How American Media Misshaped K-Pop
There is a running joke in South Korea that not even native Koreans would dare to traverse into the mystic land of Peju, depicted in Hawaii Five-0. Aired in 2010, the show was a remake of the original from 1960s. It had some incendiary scenes for Korean audience. In a decrepit bar in a jungle, a bartender serves literal Bloody Mary with makgeolli and snake blood. Mind you, there is no city named Peju, as far as I know. The show clearly used Pohang as-is, I wouldn’t think they deliberately made a decision to avoid the name of a real city, Paju. Both Pohang and Paju are quite big — roughly 490k and 520k populations, respectively.
Dialing back to James Bond era, a proper Cold War franchise, there was a James Bond film that created a national boycott. I wouldn’t try my luck in James Bond series in the first place, as the author had kept anti-Korean remarks as early as Gold Finger. However, Die Another Day is not an ordinary film adaptation — there is no single book to base it off of. The film was released in 2002, and the same shenanigans were present: exotic backdrops, featherlight geopolitics, and last but not least, incomprehensible broken Korean pronunciations. The film was rightfully a flop — one Power Glove movie was traumatic enough for most movie goers, and that movie came out in 1989.

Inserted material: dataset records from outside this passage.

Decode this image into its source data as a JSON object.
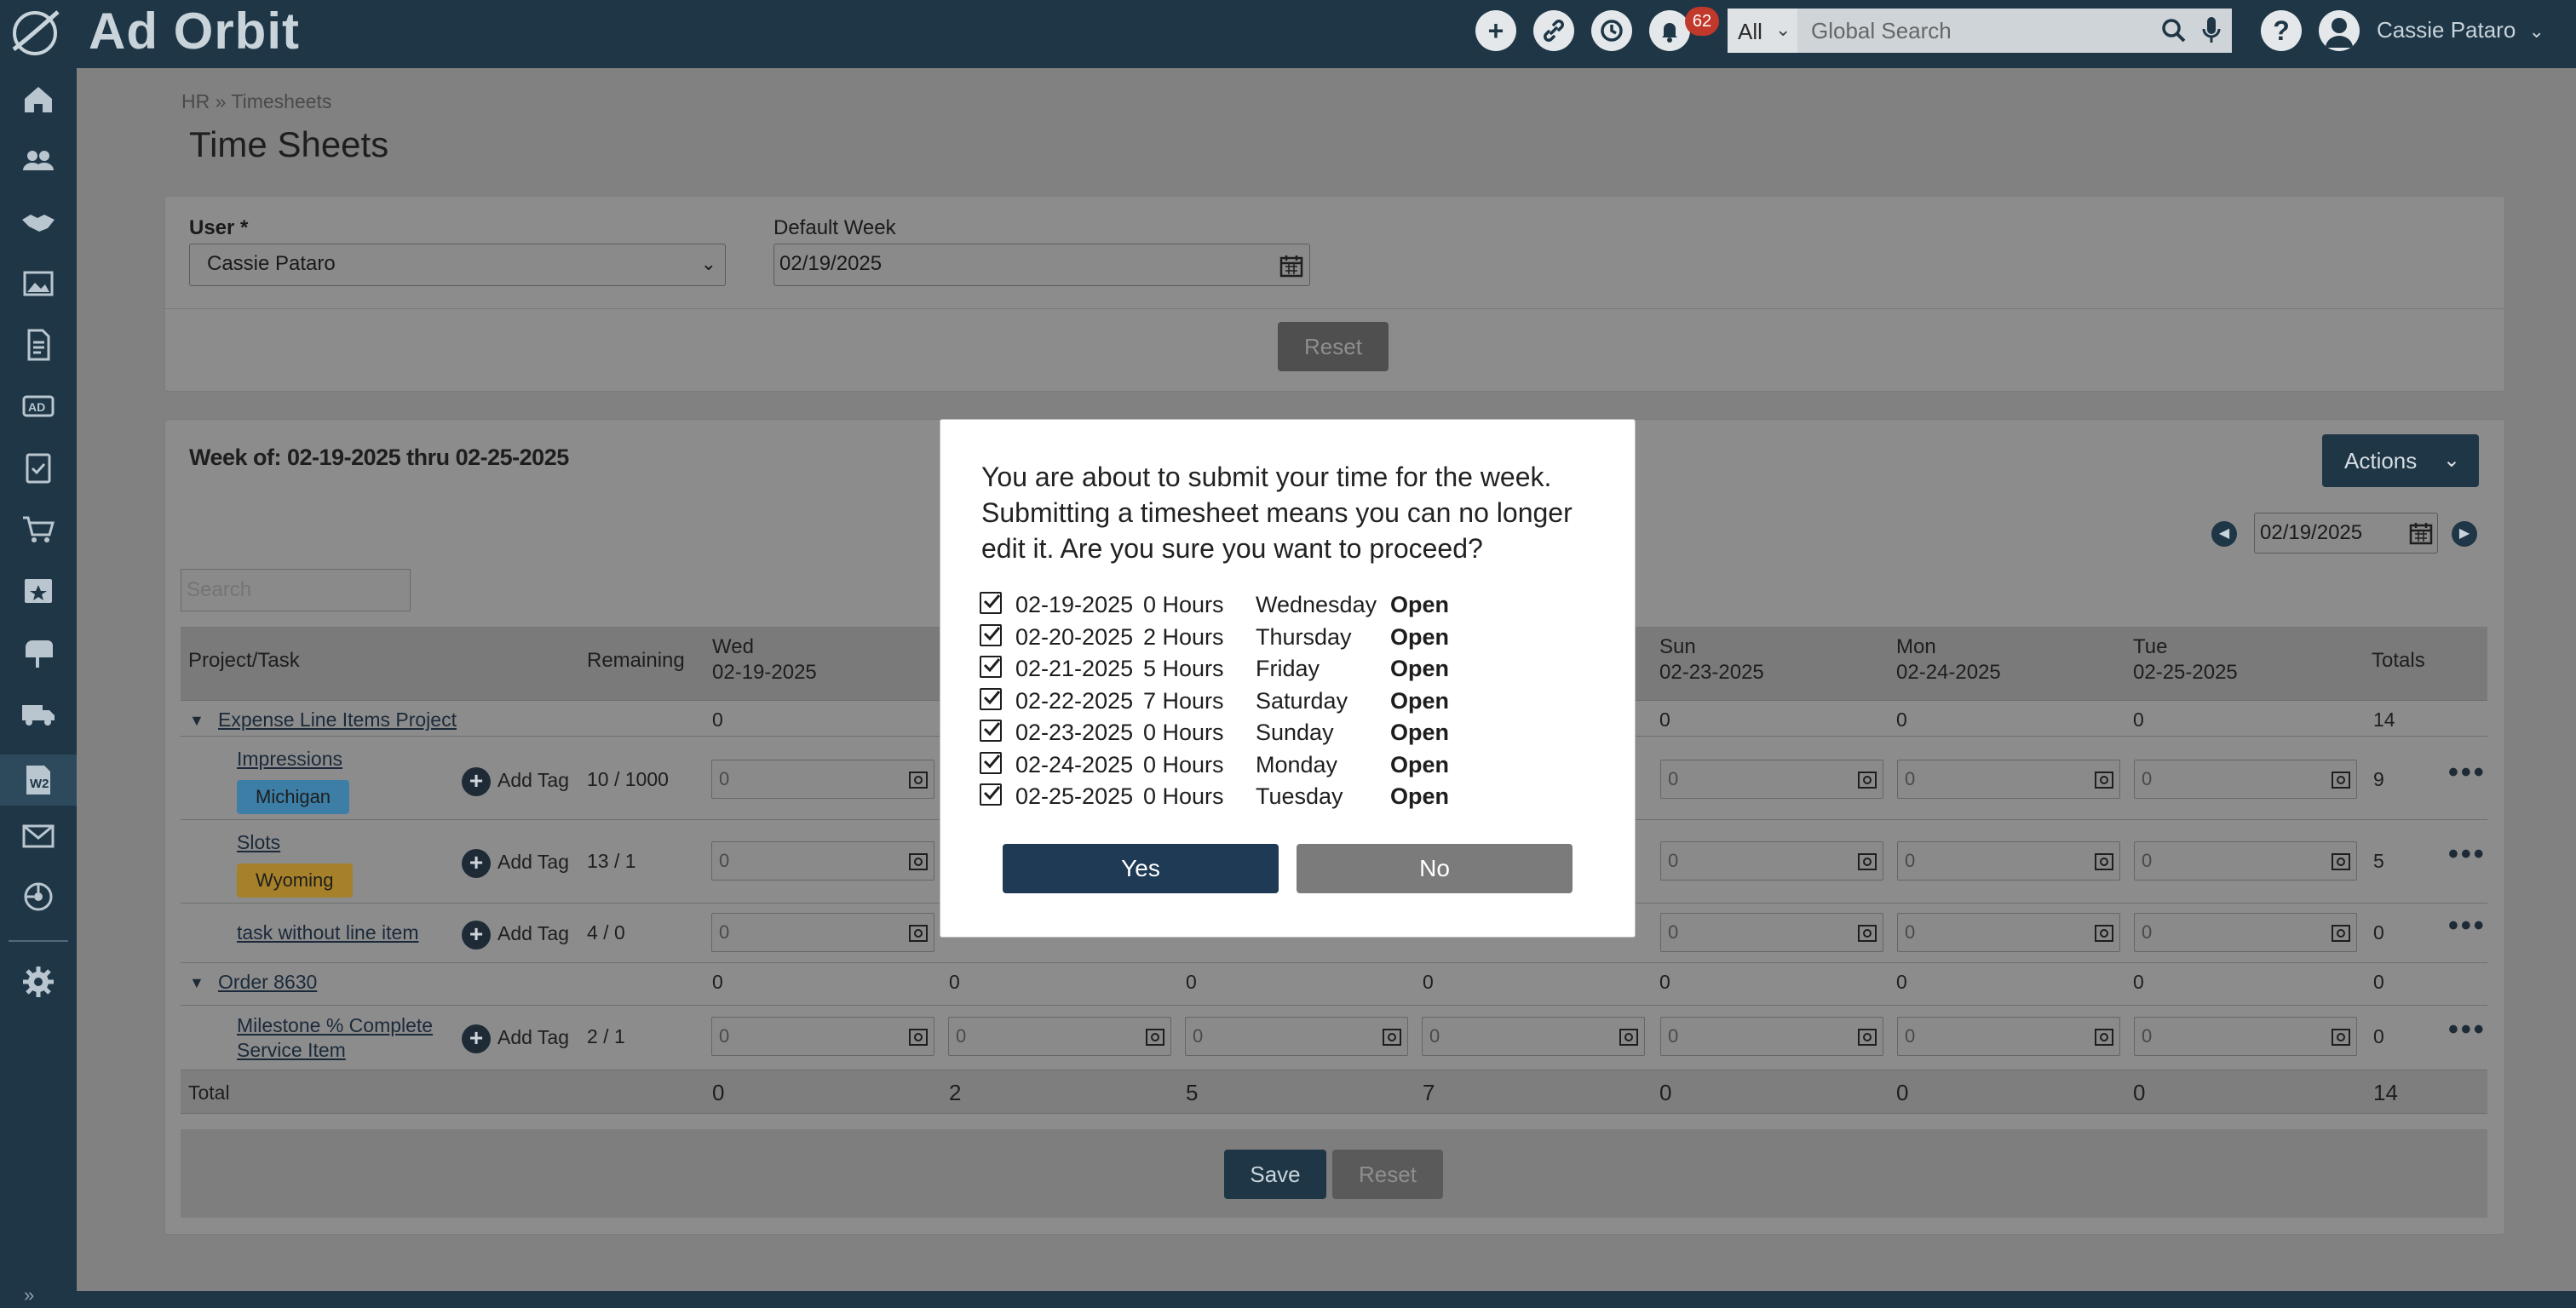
{
  "app": {
    "logo_text": "Ad Orbit"
  },
  "topbar": {
    "notification_count": "62",
    "search_scope": "All",
    "search_placeholder": "Global Search",
    "user_name": "Cassie Pataro"
  },
  "sidebar": {
    "icons": [
      "home-icon",
      "users-icon",
      "handshake-icon",
      "image-icon",
      "document-icon",
      "ad-icon",
      "clipboard-check-icon",
      "cart-icon",
      "calendar-star-icon",
      "mailbox-icon",
      "truck-icon",
      "timesheet-icon",
      "mail-icon",
      "support-icon",
      "settings-icon"
    ]
  },
  "breadcrumb": {
    "root": "HR",
    "sep": "»",
    "current": "Timesheets"
  },
  "page": {
    "title": "Time Sheets"
  },
  "filters": {
    "user_label": "User *",
    "user_value": "Cassie Pataro",
    "week_label": "Default Week",
    "week_value": "02/19/2025",
    "reset_label": "Reset"
  },
  "week": {
    "heading": "Week of: 02-19-2025 thru 02-25-2025",
    "actions_label": "Actions",
    "nav_date": "02/19/2025",
    "search_placeholder": "Search"
  },
  "table": {
    "headers": {
      "project": "Project/Task",
      "remaining": "Remaining",
      "totals": "Totals"
    },
    "days": [
      {
        "day": "Wed",
        "date": "02-19-2025"
      },
      {
        "day": "Sun",
        "date": "02-23-2025"
      },
      {
        "day": "Mon",
        "date": "02-24-2025"
      },
      {
        "day": "Tue",
        "date": "02-25-2025"
      }
    ],
    "groups": [
      {
        "name": "Expense Line Items Project",
        "values": [
          "0",
          "0",
          "0",
          "0",
          "14"
        ]
      },
      {
        "name": "Order 8630",
        "values": [
          "0",
          "0",
          "0",
          "0",
          "0",
          "0",
          "0",
          "0"
        ]
      }
    ],
    "tasks": [
      {
        "name": "Impressions",
        "tag": "Michigan",
        "add_tag": "Add Tag",
        "remaining": "10 / 1000",
        "total": "9"
      },
      {
        "name": "Slots",
        "tag": "Wyoming",
        "add_tag": "Add Tag",
        "remaining": "13 / 1",
        "total": "5"
      },
      {
        "name": "task without line item",
        "add_tag": "Add Tag",
        "remaining": "4 / 0",
        "total": "0"
      },
      {
        "name": "Milestone % Complete Service Item",
        "add_tag": "Add Tag",
        "remaining": "2 / 1",
        "total": "0"
      }
    ],
    "cell_placeholder": "0",
    "total_label": "Total",
    "total_values": [
      "0",
      "2",
      "5",
      "7",
      "0",
      "0",
      "0",
      "14"
    ]
  },
  "footer": {
    "save_label": "Save",
    "reset_label": "Reset"
  },
  "modal": {
    "message": "You are about to submit your time for the week. Submitting a timesheet means you can no longer edit it. Are you sure you want to proceed?",
    "rows": [
      {
        "date": "02-19-2025",
        "hours": "0 Hours",
        "day": "Wednesday",
        "status": "Open"
      },
      {
        "date": "02-20-2025",
        "hours": "2 Hours",
        "day": "Thursday",
        "status": "Open"
      },
      {
        "date": "02-21-2025",
        "hours": "5 Hours",
        "day": "Friday",
        "status": "Open"
      },
      {
        "date": "02-22-2025",
        "hours": "7 Hours",
        "day": "Saturday",
        "status": "Open"
      },
      {
        "date": "02-23-2025",
        "hours": "0 Hours",
        "day": "Sunday",
        "status": "Open"
      },
      {
        "date": "02-24-2025",
        "hours": "0 Hours",
        "day": "Monday",
        "status": "Open"
      },
      {
        "date": "02-25-2025",
        "hours": "0 Hours",
        "day": "Tuesday",
        "status": "Open"
      }
    ],
    "yes_label": "Yes",
    "no_label": "No"
  },
  "colors": {
    "navbar": "#1e3646",
    "primary_button": "#1e3a55",
    "tag_michigan": "#3d7ea6",
    "tag_wyoming": "#a6812a",
    "badge": "#c0392b"
  }
}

In the movie World War Z, which came out after Gangnam Style hit, there is some tonal shift on how pan-Asian stereotype is applied to Korea. Outside the film, apparently Paramount wanted to change the original outbreak from unknown town in China to Camp Humphreys in South Korea; investors be investors, the company tried to release the film in China with the edit. However, it is quite the case of geopolitical blindness. Camp Humphreys, an American military base, is only 40 miles away from Seoul, in a city that has roughly 600k populations. If I had said ‘in a remote American village with populations in a ballpark of Baltimore and Las Vegas …… ’ the sentence alone would leave much of the audience confused.
What I find troubling with these lazy coverages of Asia in particular is its hidden cost. Frostbite took many lives during Korean War, and there is even a warship named after one of the worst cold battle of the Cold War. It’s one to forget about a war, but something else entirely not being able to put a country on the globe. Korea, or K-Pop, — to hit it closer to home — wasn’t born yesterday. But media likes to play they have done their homework. And the high price speaks for themselves: we had the hilarious but honest anti-fur protest during the 2018 Pyeongchang Winter Olympics — in a city where it may have been “too cold” for Winter sports.